Strightforward solution is perform full or filtered queries to original collections, and then perform joining and filtering result dataset on application server, e.g. by lodash, such at your solution. In is possible for small collections, but in general case causes large data transfer and unefficent sorting since there is no index structure - real RB-tree or SkipList, so with quadratic complexity it's not very good.
Dependent on resource volume on application server, special cache and index tables can be build there. If collection structure is fixed, some relations between collection entries and their fields can be reflected in special search table and update respectively on demain. It's like find & search index creation, but not it database, but on application server.
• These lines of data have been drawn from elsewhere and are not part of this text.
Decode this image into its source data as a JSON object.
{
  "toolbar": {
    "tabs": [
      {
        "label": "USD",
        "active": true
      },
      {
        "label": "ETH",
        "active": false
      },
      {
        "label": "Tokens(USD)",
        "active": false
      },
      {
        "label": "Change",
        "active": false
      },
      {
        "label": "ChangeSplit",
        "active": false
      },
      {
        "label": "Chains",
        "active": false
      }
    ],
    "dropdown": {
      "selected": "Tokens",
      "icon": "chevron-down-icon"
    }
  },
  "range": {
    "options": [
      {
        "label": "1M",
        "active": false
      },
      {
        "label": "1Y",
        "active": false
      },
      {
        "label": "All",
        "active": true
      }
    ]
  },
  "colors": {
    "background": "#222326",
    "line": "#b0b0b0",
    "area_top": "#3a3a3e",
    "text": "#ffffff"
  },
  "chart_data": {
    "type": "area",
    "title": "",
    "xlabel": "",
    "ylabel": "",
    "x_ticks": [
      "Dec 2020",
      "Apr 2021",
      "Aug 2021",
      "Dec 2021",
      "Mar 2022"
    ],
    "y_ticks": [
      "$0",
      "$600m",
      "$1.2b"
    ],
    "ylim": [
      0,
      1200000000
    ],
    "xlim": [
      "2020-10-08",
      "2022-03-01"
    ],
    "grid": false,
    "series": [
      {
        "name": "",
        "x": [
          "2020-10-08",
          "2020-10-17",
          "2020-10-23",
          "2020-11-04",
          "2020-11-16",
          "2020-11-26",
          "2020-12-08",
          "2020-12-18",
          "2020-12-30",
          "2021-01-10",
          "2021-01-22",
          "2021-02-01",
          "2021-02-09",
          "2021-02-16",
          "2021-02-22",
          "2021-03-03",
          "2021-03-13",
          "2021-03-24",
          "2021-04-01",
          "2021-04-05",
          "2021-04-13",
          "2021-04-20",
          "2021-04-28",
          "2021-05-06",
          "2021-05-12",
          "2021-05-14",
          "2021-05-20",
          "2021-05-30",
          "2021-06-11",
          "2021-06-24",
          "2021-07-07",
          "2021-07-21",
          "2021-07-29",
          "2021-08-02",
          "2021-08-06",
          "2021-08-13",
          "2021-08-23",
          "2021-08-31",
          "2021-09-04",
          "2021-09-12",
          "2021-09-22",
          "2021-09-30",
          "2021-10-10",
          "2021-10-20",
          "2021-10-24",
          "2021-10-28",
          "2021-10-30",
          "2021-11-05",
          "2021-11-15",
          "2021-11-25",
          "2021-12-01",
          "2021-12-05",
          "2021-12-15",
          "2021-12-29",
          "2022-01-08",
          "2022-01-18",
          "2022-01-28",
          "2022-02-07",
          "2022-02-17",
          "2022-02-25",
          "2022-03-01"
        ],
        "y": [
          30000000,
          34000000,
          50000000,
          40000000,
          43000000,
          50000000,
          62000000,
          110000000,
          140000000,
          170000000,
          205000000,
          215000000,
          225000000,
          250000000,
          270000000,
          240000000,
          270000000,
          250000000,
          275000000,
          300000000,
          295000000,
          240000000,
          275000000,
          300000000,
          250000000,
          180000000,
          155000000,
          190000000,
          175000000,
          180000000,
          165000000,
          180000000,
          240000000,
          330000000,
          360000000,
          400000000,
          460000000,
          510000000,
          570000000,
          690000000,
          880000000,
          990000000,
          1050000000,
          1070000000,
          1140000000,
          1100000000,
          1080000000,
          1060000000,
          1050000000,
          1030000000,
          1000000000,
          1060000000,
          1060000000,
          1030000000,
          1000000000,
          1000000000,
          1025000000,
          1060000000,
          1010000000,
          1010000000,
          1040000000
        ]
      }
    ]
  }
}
Of cource, it will consume resources, but will be more fast than direct lodash-like sorting.
Also task can be solved from another side, if there is access to structure of original databases. Key is denormalization. In counter for classical relation approach, collections can have dublicate information for avioding further join operation. E.g., Articles collection can have some information from Authors collection, which is nessasary to perform filtering, sorting and pagination in further operations.